Lo spettro della decadenza avanza. E questo sabato è fissato (a meno di rinvio) il Consiglio Nazionale del Popolo delle Libertà che si annuncia caldissimo. La rinascita di Forza Italia e la frattura ormai insanabile tra lealisti e governativi sembrano segnare ormai la fine di un partito che sia avvia a un’implosione davvero rumorosa. Ma mai dire mai, tutto può succedere: il clamoroso dietrofront di Berlusconi sul voto sulla fiducia all’esecutivo Letta (dello scorso 2 ottobre) insegna. Nella serata di ieri c’è stato un nuovo incontro tra Silvio Berlusconi e Angelino Alfano, un faccia a faccia durato tre ore nel quale l’ex delfino del Cavaliere avrebbe cercato di mediare, nell’ottica di sventare la scissione. Per farci spiegare le intricate dinamiche interne al Popolo delle Libertà abbiamo contattato Fabrizio D’Esposito, giornalista de ilfattoquotidiano, che segue da vicino le vicende del centro-destra.



Un commento sul vertice, nella tarda serata di ieri, tra Alfano e Berlusconi. Si parla di tre proposte distensive. Non sono affatto distensive, perché mi pare che una di queste condizioni sia il fatto di continuare a governare con il Pd anche dopo l’eventuale decadenza. Non penso che sia una cosa che possa far piacere a Berlusconi. E comunque…



Prego. Al di là di tutto io vedo soprattutto due piani distinti: da un lato abbiamo questi due uomini (Alfano e Berlusconi) che per l’ennesima volta si vedono, ma si tratta ormai di un rapporto deteriorato tra padre e figlio; invece dall’altro abbiamo le truppe, i due schieramenti dei falchi e delle colombe che ormai sono determinati a non stare più insieme. Ma il dato è un altro…

Quale? Il punto vero è che Berlusconi rincorre Alfano in questa corsa contro il tempo prima del Consiglio Nazionale di sabato per cercare di salvare un’unità di facciata. Ma ormai credo che per il livello raggiunto dagli insulti – in un contesto in cui ormai c’è pochissimo confronto politico – falchi e colombe non possono più stare insieme.



Il summit di ieri è stato quindi una tappa di passaggio, quasi obbligata, che non avrebbe comunque portato a niente di nuovo? Le condizioni si sapevano da giorni: il problema non sono le condizioni sul partito, sugli assetti e sull’organigramma – che comunque contano –, il punto vero è che c’è una parte del PdL che pensa che dopo la decadenza di Berlusconi il governo debba cadere, mentre dall’altra parte i governativi vogliono che l’esecutivo continui. Questa è la linea di frattura, e non è una novità.

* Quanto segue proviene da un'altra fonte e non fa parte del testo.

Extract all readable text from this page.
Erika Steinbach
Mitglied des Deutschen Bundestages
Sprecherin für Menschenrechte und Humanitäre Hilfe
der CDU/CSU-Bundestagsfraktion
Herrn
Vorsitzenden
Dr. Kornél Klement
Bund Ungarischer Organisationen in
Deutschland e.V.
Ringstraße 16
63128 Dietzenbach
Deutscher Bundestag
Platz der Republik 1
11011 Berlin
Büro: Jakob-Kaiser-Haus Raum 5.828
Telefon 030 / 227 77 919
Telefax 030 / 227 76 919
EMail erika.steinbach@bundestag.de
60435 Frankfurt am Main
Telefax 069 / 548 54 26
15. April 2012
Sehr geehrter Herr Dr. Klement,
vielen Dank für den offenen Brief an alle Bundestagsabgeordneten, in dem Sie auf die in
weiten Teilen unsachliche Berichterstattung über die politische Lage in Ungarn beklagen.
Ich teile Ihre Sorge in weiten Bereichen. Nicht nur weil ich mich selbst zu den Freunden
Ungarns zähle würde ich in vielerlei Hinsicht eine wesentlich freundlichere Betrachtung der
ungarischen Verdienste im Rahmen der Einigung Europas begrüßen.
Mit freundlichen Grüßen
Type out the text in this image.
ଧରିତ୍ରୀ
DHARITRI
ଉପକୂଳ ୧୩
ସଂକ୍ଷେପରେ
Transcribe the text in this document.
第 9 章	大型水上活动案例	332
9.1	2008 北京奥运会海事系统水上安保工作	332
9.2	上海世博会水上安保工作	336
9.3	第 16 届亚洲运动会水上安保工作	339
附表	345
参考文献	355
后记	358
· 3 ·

Compromessi in vista? Certo, potrebbero trovare dei compromessi perché nel magico mondo berlusconiano – come dicono spesso i falchi che hanno paura delle decisioni all’ultimo minuto di Berlusconi – tutto può accadere. Però la frattura c’è. La giornata ancora deve evolversie in vista del Consiglio di sabato di cose ne possono succedere…

Cosa aspettarci dunque dopo il 16 novembre? Beh, basandosi sullo spettacolo straordinario fatto di insulti, contumelie, rinfacci, minacce di “metodo Boffo”, vedere nello stesso partito, da sabato in poi, la Santanchè e Formigoni, Cicchitto e Verdini lo vedo altamente improbabile. Si è parlato di una separazione consensuale: ecco, dubito che possa esserlo. Se invece si consumerà la divisione, ci sarà una parte di PdL che farà una scissione parlamentare per sostenere il governo, mentre molto probabilmente Forza Italia andrà all’opposizione. E io non sottovaluterei anche un altro elemento…

Ci dica. Se restano insieme bisognerà rivedere la compagine governativa. Mettiamo il caso che Berlusconi accetti le condizioni di Alfano di andare avanti con l’esecutivo – con le due correnti che convivono nello stesso partito – e al Consiglio Nazionale il 70%-80% resti in mano ai lealisti, cosa fanno? Al governo restano i ministri di una minoranza?